Aveva 95 anni. Il figlio Claudio, capogruppo degli alpini: “Gli piaceva ascoltare i nipoti mentre gli raccontavano dei loro interessi, della scuola, del lavoro e lo faceva con reale curiosità verso il loro mondo”
Pierluigi Bianchi, classe 1927. |
(C.Bott.) Mandello Lario piange Pierluigi Bianchi, il “Belverz”, morto all’età di 95 anni. Primogenito di 9 figli, era nato in paese - allora comune di Rongio - e aveva ereditato il soprannome dal nonno Luigi, classe 1865. Da giovane aveva lavorato alla Moto Guzzi pur continuando a collaborare con l’attività commerciale della famiglia fino al 1953, l’anno delle sue nozze.
La sua passione per le motociclette lo aveva portato, con la moglie Benvenuta e la sua fidata Guzzi, a intraprendere da pioniere lunghi viaggi in giro per l’Italia, fino a toccare la Sicilia e la Sardegna. Conosceva ogni particolare tecnico dei modelli di moto che uscivano dalla Casa dell’Aquila e anche negli ultimi anni gli si illuminavano gli occhi ricordando aneddoti e persone che hanno lavorato con lui.
Amava tenersi informato un po’ su tutto, dai temi di attualità alla scienza e in particolare alla natura. Sapeva conversare su qualsiasi argomento e non soltanto con suoi coetanei ma altresì con persone molto più giovani di lui. Si accalorava nelle discussioni e se si accorgeva di non essere abbastanza preparato su un argomento andava in biblioteca per informarsi. Amava tra l’altro la lettura e spingeva anche i nipoti ad appassionarsi al sapere.

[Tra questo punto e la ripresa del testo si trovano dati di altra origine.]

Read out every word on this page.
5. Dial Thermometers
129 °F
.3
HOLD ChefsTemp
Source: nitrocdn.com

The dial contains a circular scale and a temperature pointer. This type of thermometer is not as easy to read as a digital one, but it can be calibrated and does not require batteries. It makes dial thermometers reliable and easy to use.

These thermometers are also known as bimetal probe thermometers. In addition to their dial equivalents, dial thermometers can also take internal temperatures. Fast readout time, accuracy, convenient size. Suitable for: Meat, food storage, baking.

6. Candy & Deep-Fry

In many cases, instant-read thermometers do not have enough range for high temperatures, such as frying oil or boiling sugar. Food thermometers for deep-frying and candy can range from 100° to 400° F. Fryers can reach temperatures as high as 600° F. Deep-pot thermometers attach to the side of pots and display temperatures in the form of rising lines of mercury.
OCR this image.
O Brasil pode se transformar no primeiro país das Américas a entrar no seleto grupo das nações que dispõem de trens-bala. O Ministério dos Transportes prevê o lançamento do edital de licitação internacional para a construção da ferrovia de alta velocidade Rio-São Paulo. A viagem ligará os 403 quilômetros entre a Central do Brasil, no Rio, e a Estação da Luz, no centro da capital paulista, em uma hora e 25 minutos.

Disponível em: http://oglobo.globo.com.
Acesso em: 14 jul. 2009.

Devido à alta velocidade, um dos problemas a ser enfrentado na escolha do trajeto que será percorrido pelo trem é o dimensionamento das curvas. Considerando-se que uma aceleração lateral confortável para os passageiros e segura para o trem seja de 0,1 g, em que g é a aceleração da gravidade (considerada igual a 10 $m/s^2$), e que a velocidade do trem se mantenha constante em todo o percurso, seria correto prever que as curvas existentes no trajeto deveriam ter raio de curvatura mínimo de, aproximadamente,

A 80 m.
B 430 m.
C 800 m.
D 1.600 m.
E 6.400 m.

Tra le più grandi passioni di Bianchi, come detto, vi era la natura. Trovava grande soddisfazione nel coltivare l’orto, conosceva tutto sulle piante e sul suo balcone faceva esperimenti con semi e piantine. Gli piaceva passeggiare per giardini in mezzo al verde e ha sempre allevato canarini.
E’ stato uno degli ultimi “roccolatori” della provincia: stava anche settimane fuori casa e ha gestito i roccoli ai Piani Resinelli, ai Roccoli Lorla e a Fuentes. Gli piaceva seguire le migrazioni degli uccelli, che registrava meticolosamente.
Era poi un bravo e instancabile ballerino e non mancava mai alle feste danzanti in piazza Gera e altrove.
Un’altra sua passione era il calcio: ha fatto per anni l’arbitro e con il suo amico Giuseppe Moioli andava in motocicletta ad assistere alle partite a San Siro.
Pierluigi era padre di due figli: Claudio e Alberto. E’ proprio Claudio, dallo scorso anno capogruppo degli alpini di Mandello, a ricordare come suo padre sia stato un nonno affettuoso e premuroso. “Gli piaceva ascoltare i nipoti mentre gli raccontavano dei loro interessi, della scuola, del lavoro - dice - e lo faceva prestando loro attenzione, con reale curiosità verso il loro mondo, così diverso dal suo per le prospettive ma ancora solido nei valori umani”.
“Negli ultimi anni - aggiunge - erano arrivate anche due bisnipoti e gli occhi gli brillavano quando lo chiamavano “nonno bis” e lo coinvolgevano nei loro giochi. In loro vedeva quel futuro che lui, soprattutto negli ultimi mesi, sentiva di non poter più afferrare”.
“Papà mancherà a tutti coloro i quali l’hanno conosciuto - conclude il figlio - Consola il fatto che abbia vissuto pienamente la sua vita fino all’ultimo dei suoi giorni terreni”.